Now, you can do the same for the throttle and brake. They also respond binary-like, and that's not something you want. You can also apply the same filter logic. I must admit I do not know how the application of "steering" filters applies, but I assume it affects the assigned keys in the same way. What I do know is that it works, and helps prevent wheel spin and wheel lock when accelerating and decelerating, respectively.
Realistically, you'd want MORE braking power at speed, so you can reduce your speed efficiently, but because of the binary nature of the keys, the filter reduces the application of both throttle and brake. Anyway, there's definitely an element of trial and error, but the important thing is, you get immediate results.
Another option to consider - mouse driving. This leaves you have some of that analogue feel when steering, but again, you probably want a filter to get the best results. On top of that, you can also adjust the linearity curve of the mouse. I found values > 1 to offer a more refined control. Not ideal, but better than the totally undrivable defaults.
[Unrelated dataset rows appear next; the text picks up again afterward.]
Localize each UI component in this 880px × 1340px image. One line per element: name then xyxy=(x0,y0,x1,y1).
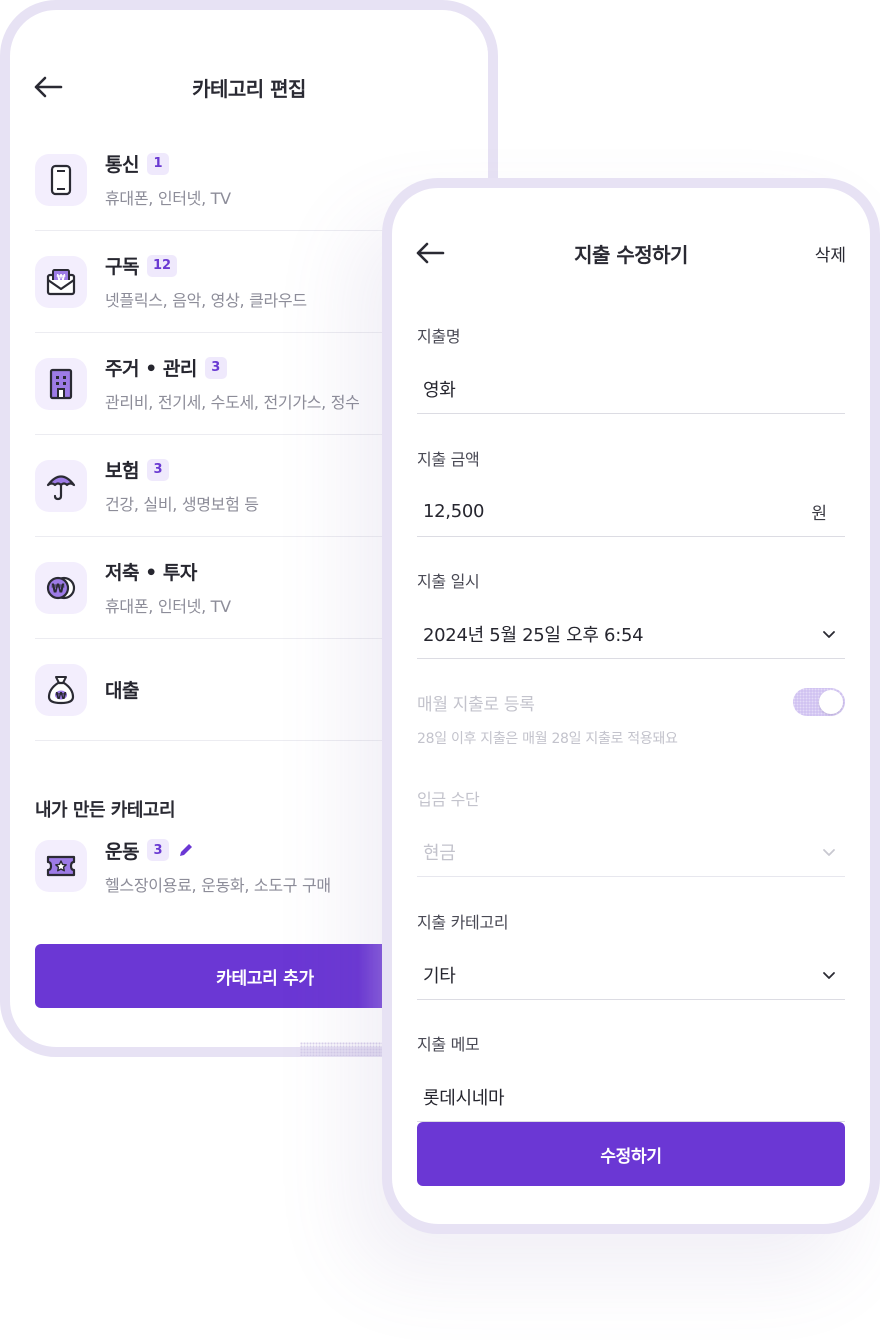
svg-text:₩: ₩ xyxy=(51,581,65,595)
category-desc: 헬스장이용료, 운동화, 소도구 구매 xyxy=(105,875,331,895)
category-count-badge: 12 xyxy=(146,254,178,277)
umbrella-icon xyxy=(35,459,87,512)
field-value: 현금 xyxy=(423,842,456,864)
category-select[interactable]: 기타 xyxy=(417,950,845,1000)
pencil-icon[interactable] xyxy=(177,841,195,859)
field-label: 지출 카테고리 xyxy=(417,913,509,932)
toggle-help-text: 28일 이후 지출은 매월 28일 지출로 적용돼요 xyxy=(417,731,678,747)
back-button[interactable] xyxy=(412,235,448,271)
page-title: 지출 수정하기 xyxy=(574,242,688,267)
category-desc: 관리비, 전기세, 수도세, 전기가스, 정수 xyxy=(105,393,360,412)
field-label: 지출명 xyxy=(417,327,461,346)
category-desc: 휴대폰, 인터넷, TV xyxy=(105,189,231,208)
field-payment: 입금 수단 현금 xyxy=(417,786,845,877)
field-value: 기타 xyxy=(423,965,456,987)
field-label: 입금 수단 xyxy=(417,790,480,809)
coins-won-icon: ₩ xyxy=(35,561,87,614)
field-monthly: 매월 지출로 등록 28일 이후 지출은 매월 28일 지출로 적용돼요 xyxy=(417,688,845,748)
category-name: 구독 xyxy=(105,256,139,278)
datetime-select[interactable]: 2024년 5월 25일 오후 6:54 xyxy=(417,609,845,659)
money-bag-icon: ₩ xyxy=(35,663,87,716)
building-icon xyxy=(35,357,87,410)
category-name: 운동 xyxy=(105,840,139,863)
field-name: 지출명 영화 xyxy=(417,323,845,414)
field-value: 2024년 5월 25일 오후 6:54 xyxy=(423,624,644,646)
category-desc: 휴대폰, 인터넷, TV xyxy=(105,597,231,616)
category-count-badge: 3 xyxy=(146,839,169,861)
category-name: 보험 xyxy=(105,460,139,482)
back-button[interactable] xyxy=(30,69,66,105)
svg-text:₩: ₩ xyxy=(55,691,66,702)
currency-unit: 원 xyxy=(811,504,827,524)
toggle-label: 매월 지출로 등록 xyxy=(417,694,535,715)
field-label: 지출 일시 xyxy=(417,572,480,591)
field-category: 지출 카테고리 기타 xyxy=(417,909,845,1000)
toggle-knob xyxy=(819,690,843,714)
arrow-left-icon xyxy=(34,76,63,98)
page-title: 카테고리 편집 xyxy=(192,76,306,101)
field-label: 지출 메모 xyxy=(417,1035,480,1054)
field-amount: 지출 금액 12,500 원 xyxy=(417,446,845,537)
category-count-badge: 3 xyxy=(204,356,227,379)
phone-icon xyxy=(35,153,87,206)
svg-text:₩: ₩ xyxy=(57,273,66,282)
arrow-left-icon xyxy=(416,242,445,264)
ticket-icon xyxy=(35,840,87,892)
field-label: 지출 금액 xyxy=(417,450,480,469)
field-value: 12,500 xyxy=(423,501,485,522)
chevron-down-icon xyxy=(819,842,839,862)
envelope-won-icon: ₩ xyxy=(35,255,87,308)
payment-select[interactable]: 현금 xyxy=(417,827,845,877)
field-memo: 지출 메모 롯데시네마 xyxy=(417,1031,845,1122)
my-categories-title: 내가 만든 카테고리 xyxy=(35,800,176,821)
delete-button[interactable]: 삭제 xyxy=(815,241,846,266)
category-desc: 넷플릭스, 음악, 영상, 클라우드 xyxy=(105,291,307,310)
amount-input[interactable]: 12,500 원 xyxy=(417,487,845,537)
category-count-badge: 3 xyxy=(146,458,169,481)
memo-input[interactable]: 롯데시네마 xyxy=(417,1072,845,1122)
category-name: 저축 • 투자 xyxy=(105,562,197,584)
category-desc: 건강, 실비, 생명보험 등 xyxy=(105,495,259,514)
name-input[interactable]: 영화 xyxy=(417,364,845,414)
chevron-down-icon xyxy=(819,965,839,985)
right-header: 지출 수정하기 삭제 xyxy=(392,233,870,273)
chevron-down-icon xyxy=(819,624,839,644)
field-value: 영화 xyxy=(423,379,456,401)
monthly-toggle[interactable] xyxy=(793,688,845,716)
decorative-dots xyxy=(300,1042,390,1056)
category-name: 통신 xyxy=(105,154,139,176)
expense-edit-screen: 지출 수정하기 삭제 지출명 영화 지출 금액 12,500 원 지출 일시 2… xyxy=(382,178,880,1234)
field-value: 롯데시네마 xyxy=(423,1087,505,1109)
category-count-badge: 1 xyxy=(146,152,169,175)
submit-button[interactable]: 수정하기 xyxy=(417,1122,845,1186)
category-name: 주거 • 관리 xyxy=(105,358,197,380)
category-name: 대출 xyxy=(105,680,139,702)
left-header: 카테고리 편집 xyxy=(10,67,488,107)
field-datetime: 지출 일시 2024년 5월 25일 오후 6:54 xyxy=(417,568,845,659)
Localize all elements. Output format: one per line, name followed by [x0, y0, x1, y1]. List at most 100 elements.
Now, the big problem is that you can't really use mouse buttons for throttle and brake, RMB in particular, so you end up driving in two planes, one hand on the mouse, one on the keyboard, which can feel a bit odd, but again, worth trying.
There we go. BeamNG.drive is a brilliant game, so it would be shame to miss on its lovely destructive magic just because you don't have dedicated hardware to steer and pedal. The use of filters can definitely help improve the key response and reduce the violent on/off default behavior.
You should experiment with different filters and speed curves, as well as try to sort out the mouse steering, with different lock angles, lock types and the linearity values. In fact, you might want to look up real online reference for proper sports cars to see if you can use those. Anyway, off I go to do some more silly driving and destroy stuff, 'cause that's what relaxes the brain after a long day of IT buzzwords. Take care.